Ancak bu tür geçici önlemler onlarca yıldır Hindistan'ın askeri işgali altında bulunan Jammu Keşmir bölgesindeki sivil halka yönelik şiddet, katliam ve insan hakları ihlallerinin sona ermesi için somut bir çözüm teşkil etmiyor.

Sorunun kökeninde Hindistan'ın 500.000'in üzerinde orantısız bir askeri güçle bölgede gerçekleştirdiği fiili işgal var. Dahası 25 yıldır yürürlükte olan Silahlı Kuvvetler Özel Yetkiler Yasası'nın (AFSPA) bu askeri güçlere özel dokunulmazlık hakkı sağlaması, on yıllardır sürmekte olan yargısız infaz, işkence, kayıp vakaları gibi binlerce insan hakları ihlalini de beraberinde getiriyor. Bilindiği gibi son 25 yılda işgal altındaki Jammu Keşmir bölgesinde 70.000'in üzerinde Keşmirli Müslüman işgal güçleri tarafından şehit edildi. Yine 1.5 milyondan fazla Keşmirli de mülteci haline getirildi.
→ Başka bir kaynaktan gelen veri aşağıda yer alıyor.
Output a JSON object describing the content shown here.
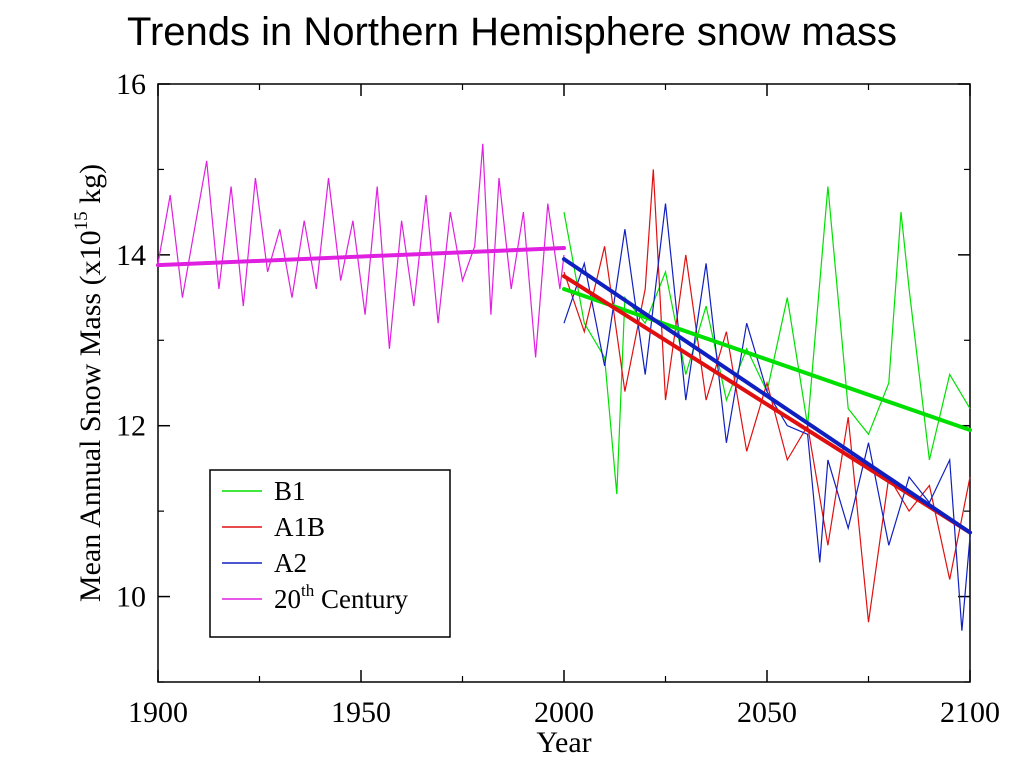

Geçtiğimiz aylarda Keşmirli aktivistlerin bölgede yaşanan hak ihlalleri ile ilgili hazırladıkları 800 sayfalık raporda son zamanlarda meydana gelen 1080 yargısız infaz ve 172 kayıp vakası listeleniyor. Jammu Keşmir Sivil Toplum Koalisyonu Program Koordinatörü Hürrem Pervez imzasıyla yayınlanan raporda bu insanlık suçlarının zanlısı olan ordu, polis ve hükümet mensuplarının da isimleri belirtiliyor.

Hukukçu Gautam Navlakha raporun Birleşmiş Milletler İnsan Hakları Konseyi ve Güvenlik Konseyi'ne de gönderildiğini ve söz konusu suistimallerin incelenmesini istediklerini ifade etti.

Uluslararası Af Örgütü de Temmuz ayında, insan hakları ihlali yapan güvenlik güçlerine adaletsiz bir dokunulmazlık hakkı sağlayan Jammu Keşmir Özel Kuvvetler Yasası'nı eleştiren bir rapor yayımlamıştı. Raporda Jammu Keşmir'de şimdiye kadar hiçbir güvenlik personelinin insan hakları ihlali suçlamasıyla sivil bir mahkemede yargılanmadığı vurgulanırken bu durumun bölgede başka suistimallere de yol açacağı belirtildi.

Hint yönetiminin bu adaletsizliği gündeme getiren kişilere yönelik uygulamaları ise endişe verici karşılanıyor. Örneğin geçtiğimiz yıl Hindistan'dan sınır dışı edilen Uluslararası Af Örgütü'nün eski çalışanlarından Christine Mehta, bunun nedeninin Hindistan ordusunun Jammu Keşmir'deki insan hakları ihlalleri ile ilgili araştırması olduğunu iddia etti.

Mehta The Hindu'da yayımlanan makalesinde, geçtiğimiz yıl tartışmalı Silahlı Kuvvetler Özel Yetkiler Yasası çerçevesinde işlenen ihlaller konusunda bir rapor yayınlamak üzereyken aniden ülkeden ayrılmasının istendiğini belirtti. (http://www.thehindu.com/opinion/op-ed/christine-mehta-writes-on-how-she-was-deported-from-india-for-her-report-on-afspa/article7375878.ece)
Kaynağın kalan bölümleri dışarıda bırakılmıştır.